Somit sind für die Zinsen der entprechende Gegenwert vorhanden und alle können zufrieden nach Hause gehen.

:)
Antwort auf Beitrag Nr.: 37.371.865 von diggit am 11.06.09 13:57:25"Geldscheine ohne gegenüberstehende Waren sind wertlos."

Und Zinsgeld ist Geld, dem keine Waren oder sonstigen gleichwertigen Leistungen gegenüberstehen.

Wenn der Warenbestand genauso exponentiell zunehmen würde wie das Zinseszinswachstum, wäre es eine reine Rechenaufgabe, wie lange es dauert, bis die Erdoberfläche einen oder zwei Kilometer dick mit Waren zugeschüttet ist.
Bei Waren kann es also genausowenig ein dauerhaftes exponentielles Wachstum geben wie bei den Zinsen.
Antwort auf Beitrag Nr.: 37.372.313 von Borealis am 11.06.09 14:45:24Und Zinsgeld ist Geld, dem keine Waren oder sonstigen gleichwertigen Leistungen gegenüberstehen

Je nachdem ob das Geld sinnvoll investiert wurde oder nicht. Es ist natürlich grundsätzlich das Ziel eines jeden Kreditnehmers einen Mehrwert aus dem Kredit zu erzielen, inklusive Zinsen. Erst wenn ein Kredit platzt, gibt es keine Gegenleistungen mehr. (siehe jetzige Finanzkrise)

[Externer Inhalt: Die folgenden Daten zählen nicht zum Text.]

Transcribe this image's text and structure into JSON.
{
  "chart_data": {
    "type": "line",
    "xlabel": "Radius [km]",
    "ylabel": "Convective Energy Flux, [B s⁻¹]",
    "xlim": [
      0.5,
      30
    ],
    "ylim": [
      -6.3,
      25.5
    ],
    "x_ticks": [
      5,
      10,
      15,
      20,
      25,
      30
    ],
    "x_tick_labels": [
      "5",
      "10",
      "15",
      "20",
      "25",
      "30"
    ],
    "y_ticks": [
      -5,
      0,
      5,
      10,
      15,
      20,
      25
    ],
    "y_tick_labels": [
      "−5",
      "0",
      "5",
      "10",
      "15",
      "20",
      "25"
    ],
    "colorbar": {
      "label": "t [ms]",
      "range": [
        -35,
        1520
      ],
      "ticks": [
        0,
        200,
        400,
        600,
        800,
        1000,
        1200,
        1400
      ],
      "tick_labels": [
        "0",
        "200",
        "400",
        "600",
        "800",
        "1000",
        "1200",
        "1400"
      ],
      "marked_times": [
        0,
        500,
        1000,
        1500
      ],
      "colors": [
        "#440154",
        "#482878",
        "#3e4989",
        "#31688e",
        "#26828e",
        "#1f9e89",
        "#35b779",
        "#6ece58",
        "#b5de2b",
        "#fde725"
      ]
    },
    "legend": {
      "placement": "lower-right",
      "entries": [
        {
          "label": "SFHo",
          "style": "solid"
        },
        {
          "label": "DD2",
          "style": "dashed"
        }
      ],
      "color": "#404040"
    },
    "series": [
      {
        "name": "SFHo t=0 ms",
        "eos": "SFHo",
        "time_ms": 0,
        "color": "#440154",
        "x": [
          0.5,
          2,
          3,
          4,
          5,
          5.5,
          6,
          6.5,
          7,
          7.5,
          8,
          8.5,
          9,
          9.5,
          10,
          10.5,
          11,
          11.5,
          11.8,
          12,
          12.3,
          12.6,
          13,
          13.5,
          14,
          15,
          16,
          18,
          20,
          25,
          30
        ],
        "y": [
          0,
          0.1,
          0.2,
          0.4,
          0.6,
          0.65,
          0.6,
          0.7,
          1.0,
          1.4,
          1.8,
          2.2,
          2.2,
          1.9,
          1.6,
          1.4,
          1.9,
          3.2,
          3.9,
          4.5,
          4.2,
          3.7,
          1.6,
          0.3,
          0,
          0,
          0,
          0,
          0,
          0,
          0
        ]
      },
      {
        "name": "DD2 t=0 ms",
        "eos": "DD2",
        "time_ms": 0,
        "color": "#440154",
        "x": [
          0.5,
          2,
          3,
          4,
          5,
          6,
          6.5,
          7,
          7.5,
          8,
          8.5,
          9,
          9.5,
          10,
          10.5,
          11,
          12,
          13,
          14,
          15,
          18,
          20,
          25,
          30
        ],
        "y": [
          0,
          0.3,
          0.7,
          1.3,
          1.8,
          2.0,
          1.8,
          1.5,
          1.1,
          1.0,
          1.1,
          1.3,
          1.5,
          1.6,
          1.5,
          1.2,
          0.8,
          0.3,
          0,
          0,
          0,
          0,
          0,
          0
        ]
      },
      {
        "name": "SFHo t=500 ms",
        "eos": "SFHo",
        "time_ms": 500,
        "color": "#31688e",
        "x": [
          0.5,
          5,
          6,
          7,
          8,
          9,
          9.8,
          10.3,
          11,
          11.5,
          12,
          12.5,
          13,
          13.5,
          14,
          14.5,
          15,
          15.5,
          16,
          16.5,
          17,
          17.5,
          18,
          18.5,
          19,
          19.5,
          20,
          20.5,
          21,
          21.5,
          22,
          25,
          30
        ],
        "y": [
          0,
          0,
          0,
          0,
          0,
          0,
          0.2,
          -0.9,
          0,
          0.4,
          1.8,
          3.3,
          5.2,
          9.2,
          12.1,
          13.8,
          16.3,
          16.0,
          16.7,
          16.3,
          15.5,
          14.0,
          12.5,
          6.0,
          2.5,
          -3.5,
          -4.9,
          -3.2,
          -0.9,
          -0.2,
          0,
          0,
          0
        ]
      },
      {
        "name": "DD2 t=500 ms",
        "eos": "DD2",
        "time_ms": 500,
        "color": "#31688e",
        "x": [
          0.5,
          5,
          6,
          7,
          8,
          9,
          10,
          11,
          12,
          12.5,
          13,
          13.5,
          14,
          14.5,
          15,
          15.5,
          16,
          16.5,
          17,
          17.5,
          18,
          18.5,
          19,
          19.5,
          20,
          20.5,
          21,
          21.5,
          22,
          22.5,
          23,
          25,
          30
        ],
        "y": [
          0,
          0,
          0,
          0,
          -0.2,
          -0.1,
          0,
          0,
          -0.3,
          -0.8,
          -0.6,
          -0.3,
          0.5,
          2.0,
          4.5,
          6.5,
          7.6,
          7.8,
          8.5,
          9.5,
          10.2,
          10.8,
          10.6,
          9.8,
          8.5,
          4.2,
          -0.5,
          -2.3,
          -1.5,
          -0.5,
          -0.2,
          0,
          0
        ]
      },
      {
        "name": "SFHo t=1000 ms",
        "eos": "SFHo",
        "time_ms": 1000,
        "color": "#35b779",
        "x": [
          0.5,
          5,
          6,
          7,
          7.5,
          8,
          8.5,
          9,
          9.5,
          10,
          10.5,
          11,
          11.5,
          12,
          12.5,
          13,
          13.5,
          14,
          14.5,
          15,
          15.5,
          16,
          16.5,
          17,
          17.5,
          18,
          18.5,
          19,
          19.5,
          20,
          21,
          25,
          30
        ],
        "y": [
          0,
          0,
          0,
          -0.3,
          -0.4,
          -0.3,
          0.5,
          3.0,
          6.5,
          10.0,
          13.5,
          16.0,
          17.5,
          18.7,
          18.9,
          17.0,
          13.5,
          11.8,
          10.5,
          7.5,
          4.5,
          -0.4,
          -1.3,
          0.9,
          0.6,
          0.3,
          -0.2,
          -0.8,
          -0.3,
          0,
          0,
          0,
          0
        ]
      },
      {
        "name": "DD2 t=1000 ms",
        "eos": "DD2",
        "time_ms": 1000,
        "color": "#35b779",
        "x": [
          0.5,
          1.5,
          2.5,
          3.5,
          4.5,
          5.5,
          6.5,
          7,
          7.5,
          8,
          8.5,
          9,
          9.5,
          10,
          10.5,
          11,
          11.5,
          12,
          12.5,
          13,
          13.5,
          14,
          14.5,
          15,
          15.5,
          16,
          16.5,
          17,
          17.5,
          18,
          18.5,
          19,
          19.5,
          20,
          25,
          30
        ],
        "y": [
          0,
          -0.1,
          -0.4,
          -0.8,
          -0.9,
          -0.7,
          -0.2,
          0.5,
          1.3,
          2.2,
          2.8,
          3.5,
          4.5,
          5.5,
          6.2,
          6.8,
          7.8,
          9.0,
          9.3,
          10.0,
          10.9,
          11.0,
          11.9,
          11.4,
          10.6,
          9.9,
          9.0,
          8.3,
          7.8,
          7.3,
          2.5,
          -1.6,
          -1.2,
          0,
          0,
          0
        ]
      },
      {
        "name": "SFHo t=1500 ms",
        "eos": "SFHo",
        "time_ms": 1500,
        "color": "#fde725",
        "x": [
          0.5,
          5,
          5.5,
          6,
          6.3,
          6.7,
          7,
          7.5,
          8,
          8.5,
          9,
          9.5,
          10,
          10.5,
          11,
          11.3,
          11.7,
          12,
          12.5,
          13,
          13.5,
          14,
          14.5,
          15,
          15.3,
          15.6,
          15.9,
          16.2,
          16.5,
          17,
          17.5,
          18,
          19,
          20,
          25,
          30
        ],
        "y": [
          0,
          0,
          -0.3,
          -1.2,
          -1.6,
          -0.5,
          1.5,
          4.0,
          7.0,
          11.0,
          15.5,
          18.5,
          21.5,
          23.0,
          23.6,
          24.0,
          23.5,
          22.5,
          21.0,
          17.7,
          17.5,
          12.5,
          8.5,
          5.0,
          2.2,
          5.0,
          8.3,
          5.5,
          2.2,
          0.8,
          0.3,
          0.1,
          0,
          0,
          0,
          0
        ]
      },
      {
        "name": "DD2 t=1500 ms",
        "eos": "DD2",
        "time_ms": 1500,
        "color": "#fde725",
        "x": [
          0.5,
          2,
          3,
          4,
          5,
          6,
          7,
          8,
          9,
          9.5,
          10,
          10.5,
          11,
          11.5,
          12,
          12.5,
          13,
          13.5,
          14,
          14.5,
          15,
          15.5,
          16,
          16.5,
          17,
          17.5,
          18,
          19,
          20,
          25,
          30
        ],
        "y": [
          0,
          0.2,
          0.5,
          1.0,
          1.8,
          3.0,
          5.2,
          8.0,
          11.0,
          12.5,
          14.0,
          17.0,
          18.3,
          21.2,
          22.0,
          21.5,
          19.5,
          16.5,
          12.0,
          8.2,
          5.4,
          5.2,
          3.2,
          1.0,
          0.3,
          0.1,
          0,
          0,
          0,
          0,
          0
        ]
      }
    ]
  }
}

Bei Waren kann es also genausowenig ein dauerhaftes exponentielles Wachstum geben wie bei den Zinsen.

Es gibt bei Zinsen auch kein dauerhaftes exponetielles Wachstum.(siehe jetzige Finanzkrise, hohe Abschreibungen etc.)
Zinsen gibt es nur solange wie Geld verliehen wird. Gibt es keinen Kreditbedarf mehr, gibt es auch keine Zinsen, bzw. der Zins sinkt gegen Null.
Ist doch eigentlich ganz logisch. Organisiert euch doch mal ein vernünftiges Buch und nicht immer nur diesen Internetquatsch. Der soll schädlich sein.

gruß
:)
Antwort auf Beitrag Nr.: 37.372.496 von diggit am 11.06.09 15:05:14"Organisiert euch doch mal ein vernünftiges Buch"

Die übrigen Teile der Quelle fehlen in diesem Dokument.